Butterfly Vision, de Maksym Nakonechnyi (Cannes, Un Certain Regard)
Un premier long métrage qui offre une image critique de la société ukrainienne au temps de la guerre du Donbass.
Penser que la forte présence du cinéma ukrainien – quatre films, toutes sections confondues – relèverait uniquement d’un signe de solidarité de la part du festival serait une erreur. Prenons, par exemple, Butterfly Vision, présenté à Un Certain Regard, premier long métrage du réalisateur ukrainien Maksym Nakonechnyi (en lice pour la Caméra d’or). Il met en scène Lilia (impressionnante Rita Burkovska), une jeune femme engagée dans l’armée, plus précisément dans la reconnaissance aérienne par drone, qui retourne auprès de sa famille après plusieurs mois de captivité dans le Donbass.
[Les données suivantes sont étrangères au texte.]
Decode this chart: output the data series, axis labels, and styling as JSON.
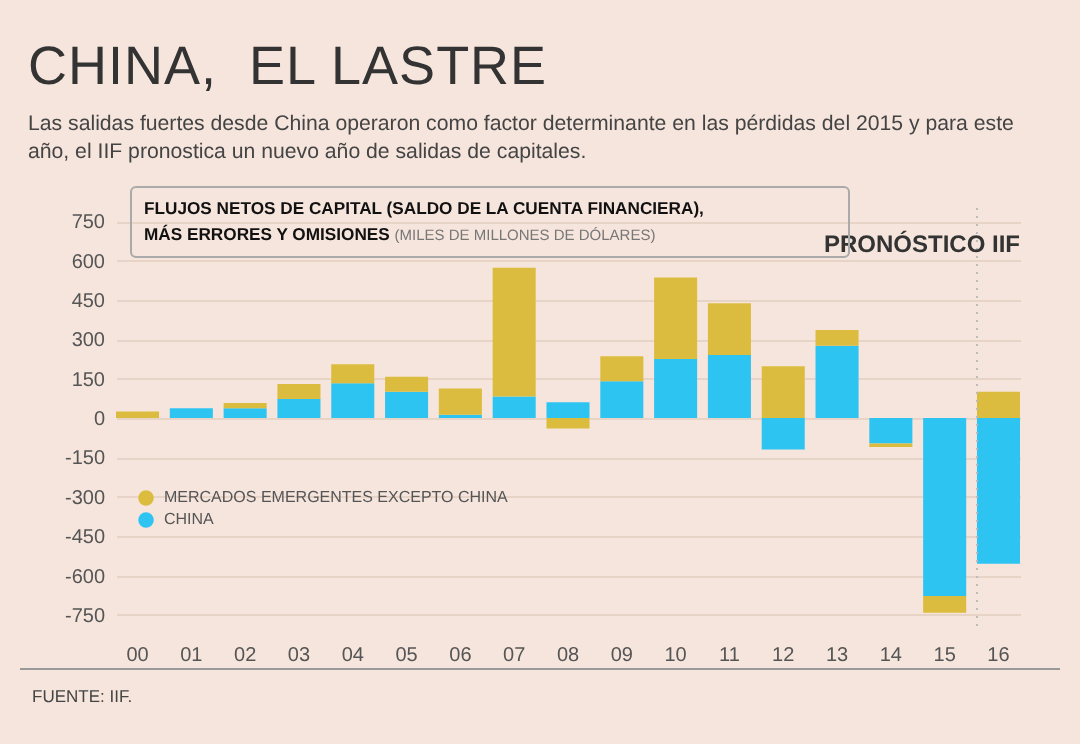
{
  "chart_data": {
    "type": "bar",
    "title": "CHINA,  EL LASTRE",
    "subtitle": "Las salidas fuertes desde China operaron como factor determinante en las pérdidas del 2015 y para este año, el IIF pronostica un nuevo año de salidas de capitales.",
    "ylabel": "(MILES DE MILLONES DE DÓLARES)",
    "annotations": [
      "FLUJOS NETOS DE CAPITAL (SALDO DE LA CUENTA FINANCIERA), MÁS ERRORES Y OMISIONES",
      "FUENTE: IIF."
    ],
    "categories": [
      "00",
      "01",
      "02",
      "03",
      "04",
      "05",
      "06",
      "07",
      "08",
      "09",
      "10",
      "11",
      "12",
      "13",
      "14",
      "15",
      "16"
    ],
    "stacked": true,
    "series": [
      {
        "name": "CHINA",
        "color": "#2ec4f2",
        "values": [
          0,
          37,
          37,
          72,
          132,
          100,
          12,
          82,
          60,
          140,
          225,
          240,
          -120,
          275,
          -97,
          -678,
          -555
        ]
      },
      {
        "name": "MERCADOS EMERGENTES EXCEPTO CHINA",
        "color": "#dcbc3e",
        "values": [
          25,
          0,
          20,
          58,
          73,
          57,
          100,
          490,
          -40,
          95,
          310,
          197,
          197,
          60,
          -13,
          -64,
          100
        ]
      }
    ],
    "ylim": [
      -800,
      800
    ],
    "yticks": [
      -750,
      -600,
      -450,
      -300,
      -150,
      0,
      150,
      300,
      450,
      600,
      750
    ],
    "grid": "y",
    "legend": "bottom left",
    "ref_lines": [
      {
        "axis": "x",
        "value": "16",
        "label": "PRONÓSTICO IIF",
        "line_style": "dotted"
      }
    ]
  }
}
La joie des retrouvailles est de courte durée, car Lilia porte en elle le fruit d’une horrible violence, arme de guerre que l’on sait ancienne et généralisée : le viol. Un viol commis par ses geôliers russes, accompagné de tortures, ayant pour conséquence le fait que Lilia est désormais enceinte.
Première bonne surprise : la manière dont le cinéaste traite le trauma, sans lourdeurs ni exhibitionnisme. Ce sont de très brèves séquences de réminiscence, où des bribes de souvenirs de captivité transpercent l’esprit de la jeune femme. Elles apparaissent en partie pixellisées, comme si un appareil de reconnaissance se mettait à dysfonctionner, était touché par une arme ennemie. D’autres sont de nature onirique : Leila rêve, ou cauchemarde, voyant des cratères d’obus en pleine ville (images aujourd’hui hélas bien réelles…). Maksym Nakonechnyi a fait le pari qu’il n’était pas nécessaire d’en rajouter. Que ce qu’il racontait était suffisamment lourd pour ne pas accabler son film (et par la même occasion son spectateur) d’un pénible pathos.
D’autant que Lilia ne doit pas seulement faire face à ce terrible choix : avorter ou pas, et aux réactions violentes de son petit ami, Tokha (Liubomyr Valivots), devant cette situation. La voie de sa reconstruction passe par des terrains hostiles. C’est là la seconde surprise de ce film, loin d’être anodine. En effet, la société ukrainienne que donne à voir le cinéaste n’est pas celle qui nous apparaît (avant tout dans les médias) depuis le 24 février, date de l’invasion russe. Une scène, par exemple, relativise sérieusement la solidarité des Ukrainiens envers celles et ceux qui se battent sur le front. Lilia est montée dans le bus d’une compagnie privée. Alors que son statut de combattante la dispense de payer son trajet, les autres passagères, à l’exception d’une seule, s’offusquent et crient à l’injustice. Leila n’a comme issue, pour garder sa dignité, que de redescendre.
Butterfly vision témoigne aussi des frustrations et des haines qui secouent le tissu social. Tokha, membre d’un groupe paramilitaire, annonce à Leila que la prochaine révolution ne sera pas pacifique. Pour l’heure, il s’adonne avec ses camarades à des actions punitives envers les Roms. En détruisant leurs abris dans un bois, ils commettent un meurtre. Crime du racisme ordinaire, dans un univers ultra-militarisé (Tokha dispose d’une panoplie d’armes impressionnante). Maksym Nakonechnyi a choisi les couleurs de la guerre – le kaki, le vert sombre… – comme teintes dominantes de son film. Comme si la guerre du Donbass contaminait tout le pays, s’y était propagée avec ses conséquences délétères, mortifères. Butterfly Vision ouvre des horizons et des registres de complexité permettant de mieux comprendre un pays auquel beaucoup d’entre nous ne s’intéressent que depuis quelques mois. Ne serait-ce que pour cela, il est éminemment précieux.